CULINARY: My third night at Pigalls, some goodbyes, and more…

 

On Saturday (February 19, 2005) I worked at Jean-Robert at Pigall’s restaurant for my third night. I arrived around 1:30pm and worked until almost 11:00pm. 

Before the family meal (which was La Rosa’s pizza that Scott provided), Chef held a meeting of the kitchen staff to which I was invited. It was the first time I’d been in the dining room since I started there (though I’d previously been there as a guest).

The purpose of the meeting was to re-assign the staff to new positions in the kitchen because three of the guys were moving on to other opportunities. Most of the guys were assigned to a new station, which I later learned is a pretty usual occurance in restaurants — this keeps things fresh and allows the guys to continue learning. The Chef singled out each guy in turn, told them what their new position would be and why he was moving them. For every person, Chef indicated both things they were good at and areas that needed improvement, and indicated how the new position would allow them to improve. The meeting lasted about half an hour, and as we were walking back to the kitchen, one of the guys said, “I can smell the weeds from here”. We were slammed a bit to catch up on prep, but everything came together in time for service.

In the interest of letting the guys settle into their new routines, I chose to take the next couple Saturdays off. The last thing they need is me bashing around while they’re still trying to find their groove. Currently, the plan is that I’ll work again on Saturday, March 12.

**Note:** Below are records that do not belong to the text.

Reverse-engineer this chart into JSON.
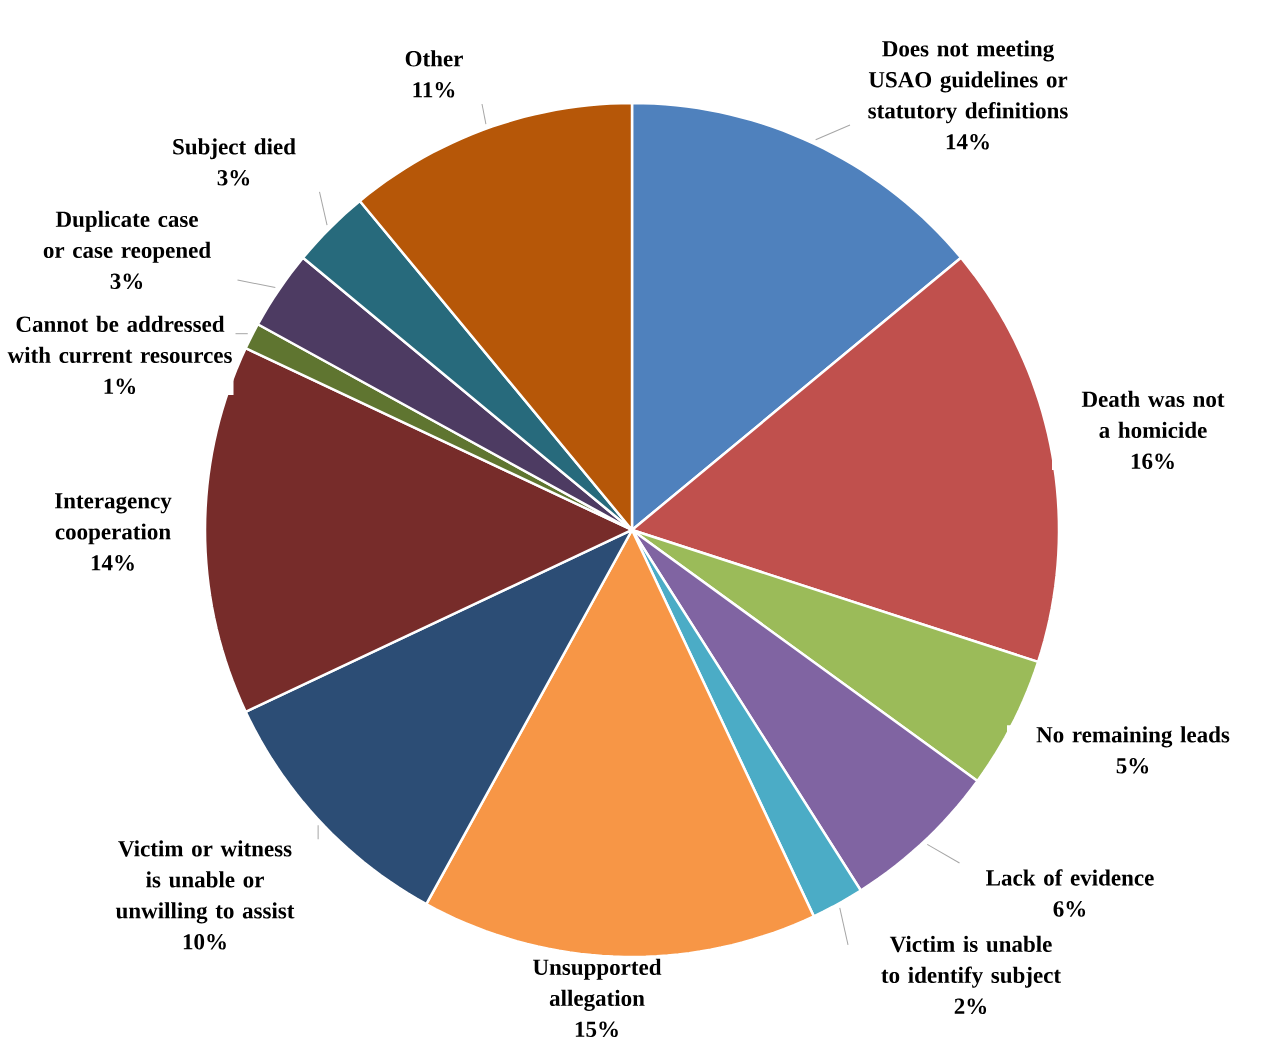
{
  "chart_data": {
    "type": "pie",
    "categories": [
      "Does not meeting USAO guidelines or statutory definitions",
      "Death was not a homicide",
      "No remaining leads",
      "Lack of evidence",
      "Victim is unable to identify subject",
      "Unsupported allegation",
      "Victim or witness is unable or unwilling to assist",
      "Interagency cooperation",
      "Cannot be addressed with current resources",
      "Duplicate case or case reopened",
      "Subject died",
      "Other"
    ],
    "values": [
      14,
      16,
      5,
      6,
      2,
      15,
      10,
      14,
      1,
      3,
      3,
      11
    ],
    "value_labels": [
      "14%",
      "16%",
      "5%",
      "6%",
      "2%",
      "15%",
      "10%",
      "14%",
      "1%",
      "3%",
      "3%",
      "11%"
    ],
    "colors": [
      "#4f81bd",
      "#c0504d",
      "#9bbb59",
      "#8064a2",
      "#4bacc6",
      "#f79646",
      "#2c4d75",
      "#772c2a",
      "#5f7530",
      "#4d3b62",
      "#276a7c",
      "#b65708"
    ]
  }
}
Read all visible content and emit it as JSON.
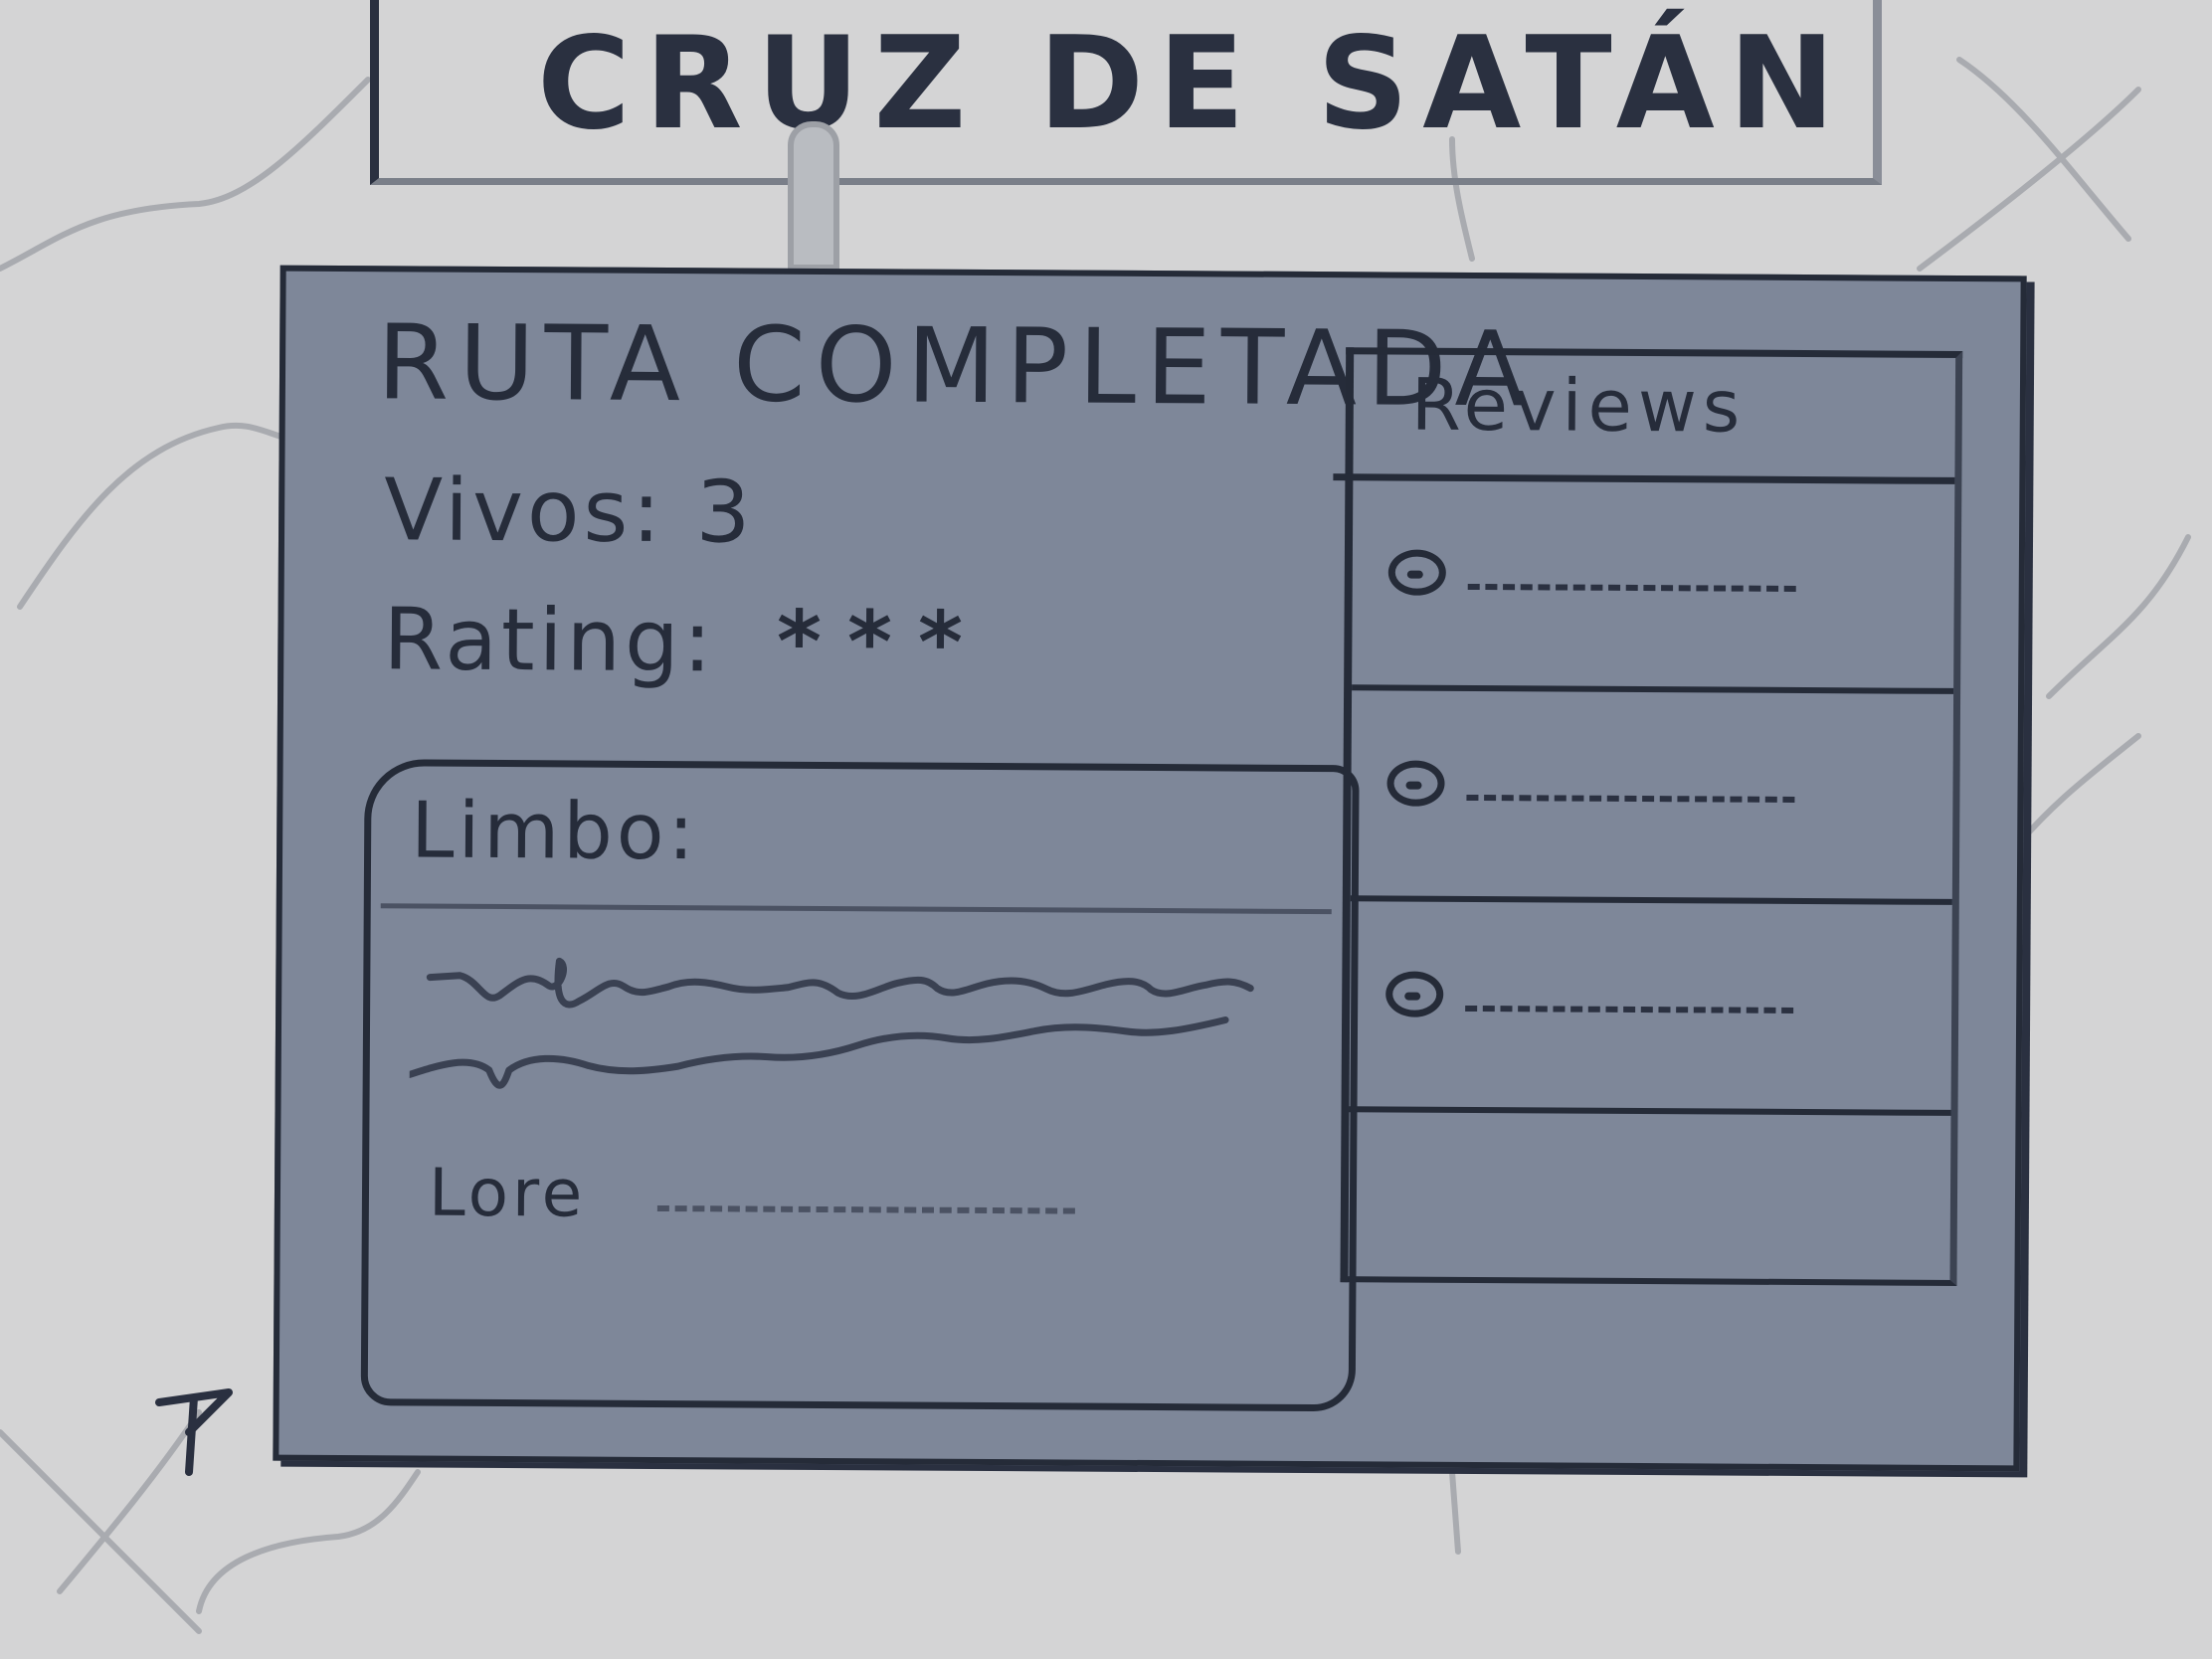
{
  "banner": {
    "title": "CRUZ DE SATÁN"
  },
  "panel": {
    "title": "RUTA COMPLETADA",
    "stats": {
      "vivos_label": "Vivos:",
      "vivos_value": "3",
      "rating_label": "Rating:",
      "rating_stars": "***",
      "rating_value": 3
    },
    "limbo": {
      "title": "Limbo:",
      "lore_label": "Lore"
    },
    "reviews": {
      "title": "Reviews",
      "items": [
        {
          "icon": "avatar-icon"
        },
        {
          "icon": "avatar-icon"
        },
        {
          "icon": "avatar-icon"
        }
      ]
    }
  },
  "colors": {
    "background": "#d4d4d5",
    "panel": "#7e8799",
    "ink": "#262c3a"
  }
}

To celebrate the last day of Thomas, Scott, and Billy on Saturday (February 26), I took down a cooler full of Coca-Cola and some Snickers bars to the guys. Thomas is headed out of the country to work in a restaurant-exchange program, Scott is headed out West, and Billy is heading off to culinary school. Jean-Robert is very supportive of the future careers of these guys, and helped them by directing them to restaurants and chefs, and making connections for them. I enjoyed working with these guys a whole lot, and will miss them in the kitchen. Best of luck to them all!

I took a half-day’s vacation from work on Thursday, February 24 to work in one of the prep kitchens at Cincinnati State College. They celebrated the grand opening of the new building (which houses the educational kitchens) on Friday, February 25 and loads of food needed to be prepared. I worked with one of my old classmates, Al. It was nice to see him in the kitchen — we’ve had lunch a couple times since our program ended, but I hadn’t had the chance to cook with him in a while.

After prep was complete, Chef Nease (my instructor for my BUTCHERY AND FISH MONGERING class) gave me a short tour of the new building. It is amazing, and poises Cincinnati State’s Midwest Culinary Institute for a very bright future. This is a top-notch facility.